Helen splashed more whisky into the glasses. I didn’t touch mine, but she picked hers up and took it halfway to her mouth, then gave a dry laugh. “Who said that…I’m trying to drown my sorrows, but the bastards keep learning how to swim.”
I smiled. “That’s almost funny.”
“It’s not mine.” She knocked back the shot. “I’m not that original. It’s that Mexican painter with one eyebrow…”
“Frida Kahlo.”
“You’re not drinking.”
“I need you sober.”
She had
the bottle in her hand and burst out laughing. “He needs me sober! Somebody needs me at last! I should call my mother: ‘Mummy, a man said he needed me!’ She’d be delighted, only she’s dead. Do you think I can get a special emergency line to Hell?”
“Stop it.”
She eyed me with surly eyes and knocked back another shot. “Don’t tell me what to do. Or what not to do. Drink with me and I’ll behave.”

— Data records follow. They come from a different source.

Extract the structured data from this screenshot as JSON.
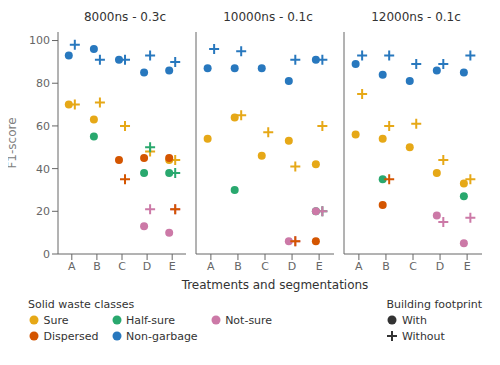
{
  "chart_data": [
    {
      "type": "scatter",
      "title": "8000ns - 0.3c",
      "ylabel": "F1-score",
      "legend_titles": [
        "Solid waste classes",
        "Building footprint"
      ],
      "categories": [
        "A",
        "B",
        "C",
        "D",
        "E"
      ],
      "ylim": [
        0,
        104
      ],
      "yticks": [
        0,
        20,
        40,
        60,
        80,
        100
      ],
      "grid": false,
      "series": [
        {
          "name": "Sure",
          "group": "With",
          "marker": "circle",
          "color": "#E6A817",
          "values": [
            70,
            63,
            null,
            null,
            44
          ]
        },
        {
          "name": "Sure",
          "group": "Without",
          "marker": "plus",
          "color": "#E6A817",
          "values": [
            70,
            71,
            60,
            48,
            44
          ]
        },
        {
          "name": "Half-sure",
          "group": "With",
          "marker": "circle",
          "color": "#29A86E",
          "values": [
            null,
            55,
            null,
            38,
            38
          ]
        },
        {
          "name": "Half-sure",
          "group": "Without",
          "marker": "plus",
          "color": "#29A86E",
          "values": [
            null,
            null,
            null,
            50,
            38
          ]
        },
        {
          "name": "Not-sure",
          "group": "With",
          "marker": "circle",
          "color": "#CC79A7",
          "values": [
            null,
            null,
            null,
            13,
            10
          ]
        },
        {
          "name": "Not-sure",
          "group": "Without",
          "marker": "plus",
          "color": "#CC79A7",
          "values": [
            null,
            null,
            null,
            21,
            21
          ]
        },
        {
          "name": "Dispersed",
          "group": "With",
          "marker": "circle",
          "color": "#D45500",
          "values": [
            null,
            null,
            44,
            45,
            45
          ]
        },
        {
          "name": "Dispersed",
          "group": "Without",
          "marker": "plus",
          "color": "#D45500",
          "values": [
            null,
            null,
            35,
            null,
            21
          ]
        },
        {
          "name": "Non-garbage",
          "group": "With",
          "marker": "circle",
          "color": "#2878BE",
          "values": [
            93,
            96,
            91,
            85,
            86
          ]
        },
        {
          "name": "Non-garbage",
          "group": "Without",
          "marker": "plus",
          "color": "#2878BE",
          "values": [
            98,
            91,
            91,
            93,
            90
          ]
        }
      ]
    },
    {
      "type": "scatter",
      "title": "10000ns - 0.1c",
      "xlabel": "Treatments and segmentations",
      "tick_labels": "x",
      "categories": [
        "A",
        "B",
        "C",
        "D",
        "E"
      ],
      "ylim": [
        0,
        104
      ],
      "yticks": [
        0,
        20,
        40,
        60,
        80,
        100
      ],
      "grid": false,
      "series": [
        {
          "name": "Sure",
          "group": "With",
          "marker": "circle",
          "color": "#E6A817",
          "values": [
            54,
            64,
            46,
            53,
            42
          ]
        },
        {
          "name": "Sure",
          "group": "Without",
          "marker": "plus",
          "color": "#E6A817",
          "values": [
            null,
            65,
            57,
            41,
            60
          ]
        },
        {
          "name": "Half-sure",
          "group": "With",
          "marker": "circle",
          "color": "#29A86E",
          "values": [
            null,
            30,
            null,
            null,
            20
          ]
        },
        {
          "name": "Half-sure",
          "group": "Without",
          "marker": "plus",
          "color": "#29A86E",
          "values": [
            null,
            null,
            null,
            null,
            20
          ]
        },
        {
          "name": "Not-sure",
          "group": "With",
          "marker": "circle",
          "color": "#CC79A7",
          "values": [
            null,
            null,
            null,
            6,
            20
          ]
        },
        {
          "name": "Not-sure",
          "group": "Without",
          "marker": "plus",
          "color": "#CC79A7",
          "values": [
            null,
            null,
            null,
            6,
            20
          ]
        },
        {
          "name": "Dispersed",
          "group": "With",
          "marker": "circle",
          "color": "#D45500",
          "values": [
            null,
            null,
            null,
            null,
            6
          ]
        },
        {
          "name": "Dispersed",
          "group": "Without",
          "marker": "plus",
          "color": "#D45500",
          "values": [
            null,
            null,
            null,
            6,
            null
          ]
        },
        {
          "name": "Non-garbage",
          "group": "With",
          "marker": "circle",
          "color": "#2878BE",
          "values": [
            87,
            87,
            87,
            81,
            91
          ]
        },
        {
          "name": "Non-garbage",
          "group": "Without",
          "marker": "plus",
          "color": "#2878BE",
          "values": [
            96,
            95,
            null,
            91,
            91
          ]
        }
      ]
    },
    {
      "type": "scatter",
      "title": "12000ns - 0.1c",
      "tick_labels": "x",
      "categories": [
        "A",
        "B",
        "C",
        "D",
        "E"
      ],
      "ylim": [
        0,
        104
      ],
      "yticks": [
        0,
        20,
        40,
        60,
        80,
        100
      ],
      "grid": false,
      "series": [
        {
          "name": "Sure",
          "group": "With",
          "marker": "circle",
          "color": "#E6A817",
          "values": [
            56,
            54,
            50,
            38,
            33
          ]
        },
        {
          "name": "Sure",
          "group": "Without",
          "marker": "plus",
          "color": "#E6A817",
          "values": [
            75,
            60,
            61,
            44,
            35
          ]
        },
        {
          "name": "Half-sure",
          "group": "With",
          "marker": "circle",
          "color": "#29A86E",
          "values": [
            null,
            35,
            null,
            null,
            27
          ]
        },
        {
          "name": "Half-sure",
          "group": "Without",
          "marker": "plus",
          "color": "#29A86E",
          "values": [
            null,
            null,
            null,
            null,
            null
          ]
        },
        {
          "name": "Not-sure",
          "group": "With",
          "marker": "circle",
          "color": "#CC79A7",
          "values": [
            null,
            null,
            null,
            18,
            5
          ]
        },
        {
          "name": "Not-sure",
          "group": "Without",
          "marker": "plus",
          "color": "#CC79A7",
          "values": [
            null,
            null,
            null,
            15,
            17
          ]
        },
        {
          "name": "Dispersed",
          "group": "With",
          "marker": "circle",
          "color": "#D45500",
          "values": [
            null,
            23,
            null,
            null,
            null
          ]
        },
        {
          "name": "Dispersed",
          "group": "Without",
          "marker": "plus",
          "color": "#D45500",
          "values": [
            null,
            35,
            null,
            null,
            null
          ]
        },
        {
          "name": "Non-garbage",
          "group": "With",
          "marker": "circle",
          "color": "#2878BE",
          "values": [
            89,
            84,
            81,
            86,
            85
          ]
        },
        {
          "name": "Non-garbage",
          "group": "Without",
          "marker": "plus",
          "color": "#2878BE",
          "values": [
            93,
            93,
            89,
            89,
            93
          ]
        }
      ]
    }
  ]
}
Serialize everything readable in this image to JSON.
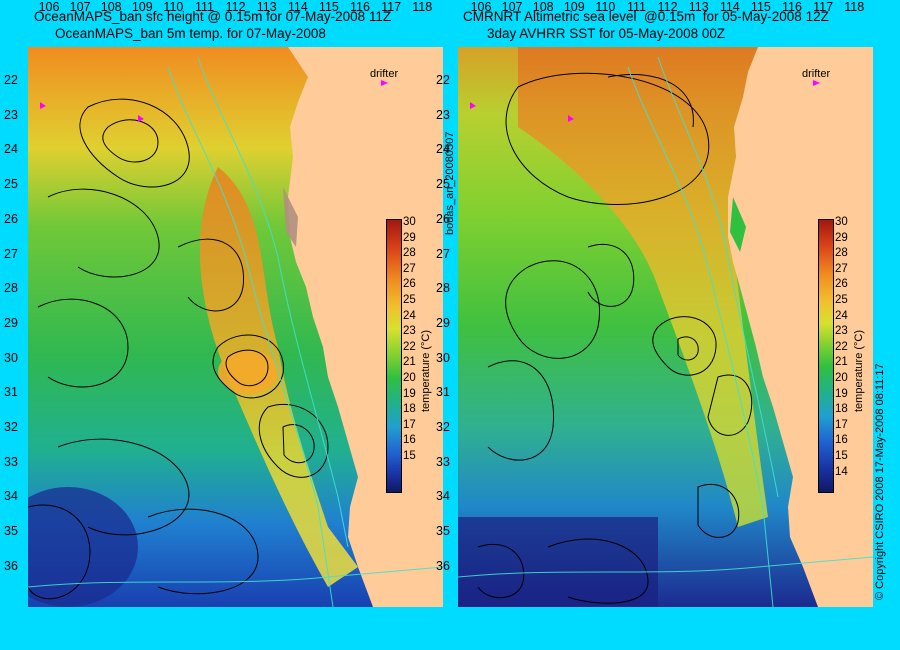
{
  "titles": {
    "left_line1": "OceanMAPS_ban sfc height @ 0.15m for 07-May-2008 11Z",
    "left_line2": "OceanMAPS_ban 5m temp. for 07-May-2008",
    "right_line1": "CMRNRT Altimetric sea level  @0.15m  for 05-May-2008 12Z",
    "right_line2": "3day AVHRR SST for 05-May-2008 00Z"
  },
  "side_labels": {
    "center": "bodas_an_20080507",
    "right": "© Copyright CSIRO 2008   17-May-2008 08:11:17"
  },
  "legend": {
    "drifter": "drifter",
    "colorbar_label": "temperature (°C)"
  },
  "axes": {
    "lat_ticks": [
      "22",
      "23",
      "24",
      "25",
      "26",
      "27",
      "28",
      "29",
      "30",
      "31",
      "32",
      "33",
      "34",
      "35",
      "36"
    ],
    "lon_ticks": [
      "106",
      "107",
      "108",
      "109",
      "110",
      "111",
      "112",
      "113",
      "114",
      "115",
      "116",
      "117",
      "118"
    ]
  },
  "colorbar_left": {
    "ticks": [
      "30",
      "29",
      "28",
      "27",
      "26",
      "25",
      "24",
      "23",
      "22",
      "21",
      "20",
      "19",
      "18",
      "17",
      "16",
      "15"
    ]
  },
  "colorbar_right": {
    "ticks": [
      "30",
      "29",
      "28",
      "27",
      "26",
      "25",
      "24",
      "23",
      "22",
      "21",
      "20",
      "19",
      "18",
      "17",
      "16",
      "15",
      "14"
    ]
  },
  "colors": {
    "background": "#00dcff",
    "land": "#ffcc99",
    "contour": "#000000",
    "coastline_iso": "#40e0d0",
    "drifter": "#ff00ff"
  }
}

I’d been in enough crises in my life that I knew you always have to humor someone who is determined to get drunk. Anything else makes them drink more and get drunk faster. So I picked up my glass and drained it. As I set it down I said, “So your dad was a cop.”
She scowled at me. “I never said that.”
“It’s not so hard to guess, Helen. He tried to be one of the good guys in a place where corruption is a way of life. Maybe he ended up paying the price for that. And your mother was a soak who betrayed him, probably not in a big way, but in a thousand small ways, every day…”
She stared at me with her mouth slightly open. When I’d finished she threw back her head and screamed with laughter. “My God!” She covered her mouth with her hand. “It has a brain! It has sensitivity and intuition! And empathy!”
“That’s not polite.”
She dropped her hand from her mouth, still gaping, her eyes alive with bitter laughter. “Polite?”
“To call a person ‘it.’”
She shook her head. “But you’re not a person, Mr. David Friedman. You’re a monster, who cuts off people’s heads, and burns down clubs full of people, and hunts down old men, to kill them.”
I frowned. “Old men?”
She leaned forward with her hands on the edge of the bar, shaking her head at me. “What do you think Constantino is? He’s an old man! I don’t know what you think he’s done, I don’t know what the Hague says he’s done, or the Croatians who brought the charges against him. I don’t know any of that! But I do know Constantino, and I know that Constantino is a good, kind, gentle man. People do ugly things in war, as anyone will when their life is threatened. But war passes, and it takes with it the horrors and we have to start again. We all deserve a second chance, David. Peace brings with it the chance of redemption, and we should be big enough, and human enough, to offer people that chance.”